OpenMP 提供了五种调度类型 (scheduling types)：static、dynamic、guided、auto 和（从 OpenMP 4.0 开始支持的）runtime。此外，从 OpenMP 4.5 开始，新增了三种调度修饰符 (scheduling modifiers)：monotonic、nonmonotonic 和 simd。

static 是默认的调度类型。在进入循环时，每个线程会独立决定自己将处理的循环块。

此外，还有 dynamic 调度类型。循环开始时并不会提前固定分配，而是线程在运行时向 OpenMP 运行时库动态请求任务。每个线程会向 OpenMP 运行时库请求一个迭代号，处理完后再请求下一个，如此往复。这种方式可以避免线程因分配的工作完成而闲置。例如，对于一个 for 循环有 10 次迭代，假设有 2 个线程：线程 1 请求并处理迭代 0, 线程 2 请求并处理迭代 1, 线程 1 完成后继续请求迭代 2，依此类推。
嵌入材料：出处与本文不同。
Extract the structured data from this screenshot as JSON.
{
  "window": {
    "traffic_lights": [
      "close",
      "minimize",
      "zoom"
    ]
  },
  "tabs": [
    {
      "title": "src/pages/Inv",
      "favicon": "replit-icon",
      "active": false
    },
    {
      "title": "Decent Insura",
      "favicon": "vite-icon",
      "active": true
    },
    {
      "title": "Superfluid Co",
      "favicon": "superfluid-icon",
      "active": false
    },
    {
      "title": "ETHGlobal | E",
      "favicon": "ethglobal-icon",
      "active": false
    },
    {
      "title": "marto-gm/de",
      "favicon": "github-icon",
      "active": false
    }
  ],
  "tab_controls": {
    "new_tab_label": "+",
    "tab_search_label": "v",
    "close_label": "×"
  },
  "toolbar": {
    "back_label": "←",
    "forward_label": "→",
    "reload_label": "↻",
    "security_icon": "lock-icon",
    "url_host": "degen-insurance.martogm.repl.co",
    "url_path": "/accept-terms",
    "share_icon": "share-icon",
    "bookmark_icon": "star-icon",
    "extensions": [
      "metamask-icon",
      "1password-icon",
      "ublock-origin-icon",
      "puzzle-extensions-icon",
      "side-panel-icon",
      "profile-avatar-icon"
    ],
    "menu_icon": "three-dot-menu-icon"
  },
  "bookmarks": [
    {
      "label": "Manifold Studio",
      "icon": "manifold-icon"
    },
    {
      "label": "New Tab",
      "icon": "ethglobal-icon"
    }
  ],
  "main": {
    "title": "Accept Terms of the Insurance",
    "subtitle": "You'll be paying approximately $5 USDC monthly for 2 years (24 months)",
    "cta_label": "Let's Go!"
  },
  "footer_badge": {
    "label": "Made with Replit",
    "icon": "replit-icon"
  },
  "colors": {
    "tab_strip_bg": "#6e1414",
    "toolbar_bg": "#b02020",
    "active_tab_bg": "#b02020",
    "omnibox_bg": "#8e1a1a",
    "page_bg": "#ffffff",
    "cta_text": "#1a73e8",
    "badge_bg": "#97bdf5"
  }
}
当与 ordered 子句一起使用，或者循环中的不同迭代可能需要不同的执行时间时，这种调度方式最为有用。

还可以指定块大小（chunk size）以减少对运行时库的调用次数：

 #pragma omp for schedule(dynamic, 3)
 for(int n=0; n<10; ++n) printf(" %d", n);
 printf(".\n");

这个时候每个线程每次动态地索要三个 iteration number。

还有其它不常用的 scheduling type: * guided: #pragma omp parallel for schedule(guided, 2)。动态分配任务块，但任务块的大小会随着循环的进展逐渐减小，起初，任务块的大小较大（通常与循环迭代总数相关），然后逐步减小到指定的最小块大小，这里是 2。适用于: 循环的迭代耗时不均，但倾向于后续迭代任务较少或较轻。 * auto: 由OpenMP自动决定调度策略 #pragma omp parallel for schedule(auto) * runtime: #pragma omp parallel for schedule(runtime)。用户可以通过环境变量或 API 配置。

scheduling modifiers (没什么用?)： *monotonic , #pragma omp for schedule(monotonic:static, 4), monotonic 修饰符确保每个线程内部的迭代顺序是递增的，但不保证不同线程之间的执行顺序 * nonmonotonic, 使用 nonmonotonic 修饰符时，线程以未指定的顺序执行分配给它们的块 * simd，当循环被标记为 SIMD（单指令多数据）循环时，编译器根据硬件特性（如向量寄存器的大小）自动决定最佳的块大小

`ordered`¶

循环中的 ordered 子句保证始终有一个线程在处理编号最低的未处理任务。

在一个 ordered 循环中只能有一个 ordered 块，不能多也不能少。此外，包含该循环的 for 结构必须带有 ordered 子句。

 #pragma omp for ordered schedule(dynamic)
 for(int n=0; n<100; ++n)
 {
   files[n].compress();

   #pragma omp ordered
   send(files[n]);
 }

这个循环用于“压缩”100个文件，其中一些文件可以并行压缩，但确保文件的“发送”严格按照顺序进行。
如果负责压缩文件 7 的线程完成了压缩，但文件 6 尚未发送，则该线程会等待，直到文件 6 被发送后才发送文件 7，并在发送前不会开始压缩另一个文件。

`collapse`¶

没有 collapse 时，#pragma omp for 只对最外层循环进行并行化。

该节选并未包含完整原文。